To say that prosciutto crudo is enormously popular in Italy is almost an understatement. This delicacy is as ingrained in Italy’s culinary DNA as pasta—and the enjoyment of it starts just about as early in a young Italian’s life. Like Parmigiano Reggiano and extra-virgin olive oil, prosciutto crudo is so natural and healthy that it is one of the first adult foods that babies are given to eat in Italy. There are prosciutti for all palates here; when ordering prosciutto crudo at the salumeria section (what we call the “deli counter”) of the grocery store, one is usually asked: “dolce o saporito?”—that is, “sweet or savory.” Generally, the sweeter varieties are the more highly demanded, and the less salty types preferred. Parma is the most favored brand by Italian consumers.
Prosciutto crudo is often eaten just as it is, or possibly wrapped around a grissino (breadstick) or just a slice or two placed on a piece of fresh white bread. It’s delicious with melone (cantaloupe) or figs, and it’s an unfailing hit in the typical antipasto misto (mixed appetizer plate). Prosciutto crudo is also a key ingredient in a few classic recipes, such as saltimbocca alla Romana (veal scaloppini); it’s also extremely popular served in a variety of panini (sandwiches), and even as a topping on pizza. It’s also occasionally used as a final touch on a few pasta dishes, such as tortellini alla panna (tortellini with cream sauce).

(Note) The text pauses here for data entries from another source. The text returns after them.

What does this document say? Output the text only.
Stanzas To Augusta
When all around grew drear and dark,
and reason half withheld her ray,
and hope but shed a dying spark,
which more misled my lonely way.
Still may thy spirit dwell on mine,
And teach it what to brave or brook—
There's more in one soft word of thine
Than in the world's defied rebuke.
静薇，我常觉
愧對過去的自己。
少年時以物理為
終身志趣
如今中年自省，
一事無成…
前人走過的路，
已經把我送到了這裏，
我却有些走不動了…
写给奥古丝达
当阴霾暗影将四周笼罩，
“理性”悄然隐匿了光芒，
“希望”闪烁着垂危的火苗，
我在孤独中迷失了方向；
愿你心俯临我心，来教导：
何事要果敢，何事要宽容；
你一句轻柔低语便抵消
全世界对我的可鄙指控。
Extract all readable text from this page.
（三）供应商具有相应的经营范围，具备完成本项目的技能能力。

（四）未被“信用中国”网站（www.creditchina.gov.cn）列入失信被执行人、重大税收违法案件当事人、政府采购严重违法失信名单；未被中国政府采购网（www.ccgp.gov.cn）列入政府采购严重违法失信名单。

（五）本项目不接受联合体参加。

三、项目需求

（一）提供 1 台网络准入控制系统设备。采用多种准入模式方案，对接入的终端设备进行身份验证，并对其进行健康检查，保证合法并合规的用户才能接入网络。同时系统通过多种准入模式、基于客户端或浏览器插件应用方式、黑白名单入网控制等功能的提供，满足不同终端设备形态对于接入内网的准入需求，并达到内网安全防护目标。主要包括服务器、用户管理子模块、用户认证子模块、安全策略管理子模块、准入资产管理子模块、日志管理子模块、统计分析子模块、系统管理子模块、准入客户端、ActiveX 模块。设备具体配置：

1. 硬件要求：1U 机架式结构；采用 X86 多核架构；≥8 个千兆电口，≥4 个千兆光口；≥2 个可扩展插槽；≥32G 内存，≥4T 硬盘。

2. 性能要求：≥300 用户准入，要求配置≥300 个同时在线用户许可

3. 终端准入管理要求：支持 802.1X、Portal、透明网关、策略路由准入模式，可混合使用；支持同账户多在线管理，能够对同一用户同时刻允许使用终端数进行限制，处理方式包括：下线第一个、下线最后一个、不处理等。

Here are a few tips for the newly initiated prosciutto devotee: The color of the meat comes in a variety of reddish pink tonalities; the fat should be white to pinkish, but never yellow, which is a sign of being rancid. When cleaned, most of the fat of the prosciutto should be left on and eaten; the fat is an essential part of the enjoyment of prosciutto (analogous to the fat in bacon). It should be sliced thinly, but not too thin, as this will make it impossible to separate the slices and serve it properly. Prosciutto is best consumed at room temperature so that its luscious flavor can be fully appreciated.